Na justificativa apresentada pelas autoras, é destacado que a Câmara Municipal concedeu o nome do ex-senador à via em 1914, sem mencionar o assassinato da filha nas homenagens oficiais.
O parecer de legalidade foi aprovado em reunião realizada na quarta-feira pela CCJ, comissão responsável por analisar se os projetos apresentados são constitucionais antes de seguirem para votação no plenário. Durante a deliberação, apenas um parlamentar votou contra a proposta: o vereador Lucas Pavanato, do PL.
As autoras do projeto afirmam que a mudança pretende promover uma reparação histórica e dar dignidade à memória de Sophia Gomide.
“Precisamos refletir sobre, e contestar, os nomes dos espaços em que pisamos, não só para que feminicidas não sejam exaltados, mas para que cada vez mais mulheres possam receber o destaque que lhes cabe”, disseram as vereadoras na justificativa do projeto.
A proposta também está vinculada à campanha “Feminicida não é herói”, que reúne iniciativas voltadas a impedir homenagens públicas a autores de feminicídio na cidade de São Paulo.
Além da Rua Peixoto Gomide, outras vias também são citadas na mesma campanha e em projetos de lei relacionados ao tema. Entre elas está a Rua Moacir Piza, cuja proposta prevê a mudança do nome para Nenê Romano, mulher assassinada pelo ex-companheiro Moacir Piza em 1923.
Outra via mencionada é a Rua Alberto Pires, que poderá ter o nome alterado para Dona Leonor de Camargo Cabral.
Paralelamente, outro projeto relacionado ao tema também tramita na Câmara Municipal.
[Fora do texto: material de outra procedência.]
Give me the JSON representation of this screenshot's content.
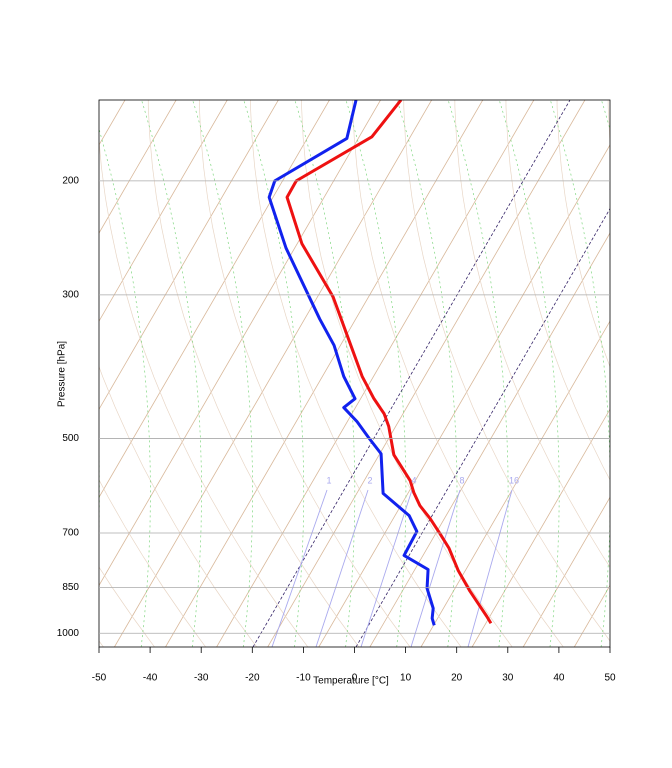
{
  "chart_data": {
    "type": "skew-t",
    "x_label": "Temperature [°C]",
    "y_label": "Pressure [hPa]",
    "xlim": [
      -50,
      50
    ],
    "xticks": [
      -50,
      -40,
      -30,
      -20,
      -10,
      0,
      10,
      20,
      30,
      40,
      50
    ],
    "ylim": [
      1050,
      150
    ],
    "yticks": [
      200,
      300,
      500,
      700,
      850,
      1000
    ],
    "y_log": true,
    "grid": true,
    "mixing_ratio_labels": [
      1,
      2,
      4,
      8,
      16
    ],
    "series": [
      {
        "color": "#ee1111",
        "x": [
          26.7,
          25.9,
          22.6,
          20.3,
          18.5,
          16.7,
          14.8,
          12.8,
          11.6,
          10.9,
          7.7,
          6.7,
          5.8,
          3.8,
          1.5,
          -0.5,
          -4.2,
          -10.3,
          -13.2,
          -11.4,
          3.4,
          9.1
        ],
        "values": [
          965,
          942,
          861,
          800,
          739,
          701,
          665,
          635,
          606,
          581,
          530,
          479,
          458,
          434,
          401,
          363,
          302,
          250,
          212,
          200,
          171,
          150
        ]
      },
      {
        "color": "#1122ee",
        "x": [
          15.6,
          15.2,
          15.4,
          14.2,
          14.4,
          9.7,
          12.2,
          10.7,
          5.6,
          5.2,
          2.8,
          0.5,
          -2.1,
          0.1,
          -2.1,
          -4.0,
          -6.8,
          -13.4,
          -16.7,
          -15.6,
          -1.5,
          0.3
        ],
        "values": [
          972,
          948,
          915,
          852,
          797,
          758,
          696,
          658,
          608,
          528,
          499,
          471,
          448,
          434,
          401,
          359,
          327,
          254,
          212,
          200,
          172,
          150
        ]
      }
    ]
  }
}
Trata-se do PL 483/2025, que proíbe a futura denominação de ruas e logradouros públicos com nomes de pessoas que tenham cometido feminicídio. A proposta já foi aprovada em primeira votação no Legislativo municipal.
A expectativa é que a segunda votação ocorra ainda em março. Caso seja aprovado novamente, o texto seguirá para sanção do prefeito Ricardo Nunes, do MDB.